You will need Redis docker image for using Redis enterprise modules. Go over this link to have it ready.
TL;DR: A published JAR is also available for download from Github. You can skip building
the project and directly use it to have reread
running on your local machine.
To build and deploy the project, follow the below instructions:
# create the build for the web client
$ cd web-ui
$ npm install
$ npm run build
$ cd ..
# create the build for the server
$ cd server
$ cp -r ../web-ui/dist/* src/main/resources/static
$ mvn clean package
$ cd..
# Start the docker container
$ docker run -d -p 6379:6379 redislabs/redismod
# Start the project
$ java -jar server/target/reread.jar
You can now access the application at http://localhost:1309
reread
is 100% hackable from the word go.
The front-end application is written in 100% Typescript and uses React underneath. To make changes to the UI client:
# Install dependencies
$ cd web-ui
$ npm install (or yarn install)
$ npm run watch
This shall start a local development server on http://localhost:1234 where the React application is continuously built and deployed. Open your favorite editor like VSCode, Atom or Sublime Text and start making changes.
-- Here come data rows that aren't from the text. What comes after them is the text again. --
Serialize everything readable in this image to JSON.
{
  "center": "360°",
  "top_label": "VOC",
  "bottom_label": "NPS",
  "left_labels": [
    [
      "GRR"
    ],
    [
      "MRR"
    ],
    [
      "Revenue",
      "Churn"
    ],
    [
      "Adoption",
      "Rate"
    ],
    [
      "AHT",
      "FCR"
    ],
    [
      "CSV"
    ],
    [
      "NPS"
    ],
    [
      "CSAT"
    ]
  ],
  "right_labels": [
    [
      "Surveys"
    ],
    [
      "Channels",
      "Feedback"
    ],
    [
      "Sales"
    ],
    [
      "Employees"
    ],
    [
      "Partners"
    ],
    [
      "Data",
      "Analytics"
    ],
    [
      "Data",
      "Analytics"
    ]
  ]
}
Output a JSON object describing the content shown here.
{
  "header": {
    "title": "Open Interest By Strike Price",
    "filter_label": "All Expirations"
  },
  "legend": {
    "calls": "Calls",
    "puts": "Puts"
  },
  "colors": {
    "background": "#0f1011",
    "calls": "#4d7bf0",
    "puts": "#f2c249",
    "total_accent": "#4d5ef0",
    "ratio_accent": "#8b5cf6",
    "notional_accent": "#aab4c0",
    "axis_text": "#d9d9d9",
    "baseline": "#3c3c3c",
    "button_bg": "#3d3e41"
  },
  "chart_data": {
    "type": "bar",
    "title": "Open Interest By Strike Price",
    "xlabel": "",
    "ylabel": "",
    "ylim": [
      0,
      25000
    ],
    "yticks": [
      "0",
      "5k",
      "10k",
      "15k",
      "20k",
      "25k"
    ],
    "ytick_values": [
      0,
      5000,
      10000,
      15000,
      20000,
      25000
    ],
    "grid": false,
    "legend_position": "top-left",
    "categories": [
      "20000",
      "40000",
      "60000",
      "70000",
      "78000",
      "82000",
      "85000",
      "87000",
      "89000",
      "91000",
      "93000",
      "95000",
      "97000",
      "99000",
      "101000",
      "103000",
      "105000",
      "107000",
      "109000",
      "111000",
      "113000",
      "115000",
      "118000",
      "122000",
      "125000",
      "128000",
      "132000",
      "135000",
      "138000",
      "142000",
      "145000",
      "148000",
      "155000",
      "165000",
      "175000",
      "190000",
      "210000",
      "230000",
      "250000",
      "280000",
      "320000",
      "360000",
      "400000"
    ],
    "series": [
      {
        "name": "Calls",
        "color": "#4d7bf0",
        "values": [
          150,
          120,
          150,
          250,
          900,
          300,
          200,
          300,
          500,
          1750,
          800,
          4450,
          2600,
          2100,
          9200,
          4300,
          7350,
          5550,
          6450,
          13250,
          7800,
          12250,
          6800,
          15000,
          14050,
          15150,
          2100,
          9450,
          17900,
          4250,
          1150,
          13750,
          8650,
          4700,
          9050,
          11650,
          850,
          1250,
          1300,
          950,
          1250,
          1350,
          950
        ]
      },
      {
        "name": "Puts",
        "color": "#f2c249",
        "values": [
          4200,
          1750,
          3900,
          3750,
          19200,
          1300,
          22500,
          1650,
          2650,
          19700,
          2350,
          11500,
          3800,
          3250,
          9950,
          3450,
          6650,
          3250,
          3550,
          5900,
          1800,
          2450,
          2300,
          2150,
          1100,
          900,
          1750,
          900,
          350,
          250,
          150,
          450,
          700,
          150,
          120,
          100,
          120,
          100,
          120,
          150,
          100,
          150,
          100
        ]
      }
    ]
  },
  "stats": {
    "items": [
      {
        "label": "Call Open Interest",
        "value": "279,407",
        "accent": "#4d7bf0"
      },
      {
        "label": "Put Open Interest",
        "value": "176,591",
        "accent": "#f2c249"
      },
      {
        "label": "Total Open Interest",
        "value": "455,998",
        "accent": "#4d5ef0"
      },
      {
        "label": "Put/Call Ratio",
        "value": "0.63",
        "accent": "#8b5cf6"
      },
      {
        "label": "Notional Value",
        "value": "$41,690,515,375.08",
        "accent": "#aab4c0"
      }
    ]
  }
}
The back-end application is written in Java and uses Spring Boot. All custom
beans are defined in SpringBeans.java
file. All services are wired to their
implementation using the @Service
annotation. Javadocs are mentioned over
the classes as well as methods to indicate what they do. That should help one
get started.
- Improve performance on OPML import - MasterFeed check takes a lot of time
- Allow users to selectively import from OPML
- Add support for podcasts
- Add settings pane to change connection to Redis (currently bound to localhost)
- Add settings to customize layouts, themes, fonts etc
- Use HTTPs proxy to serve images
- Add news sites available in free non-commercial license as mentioned here.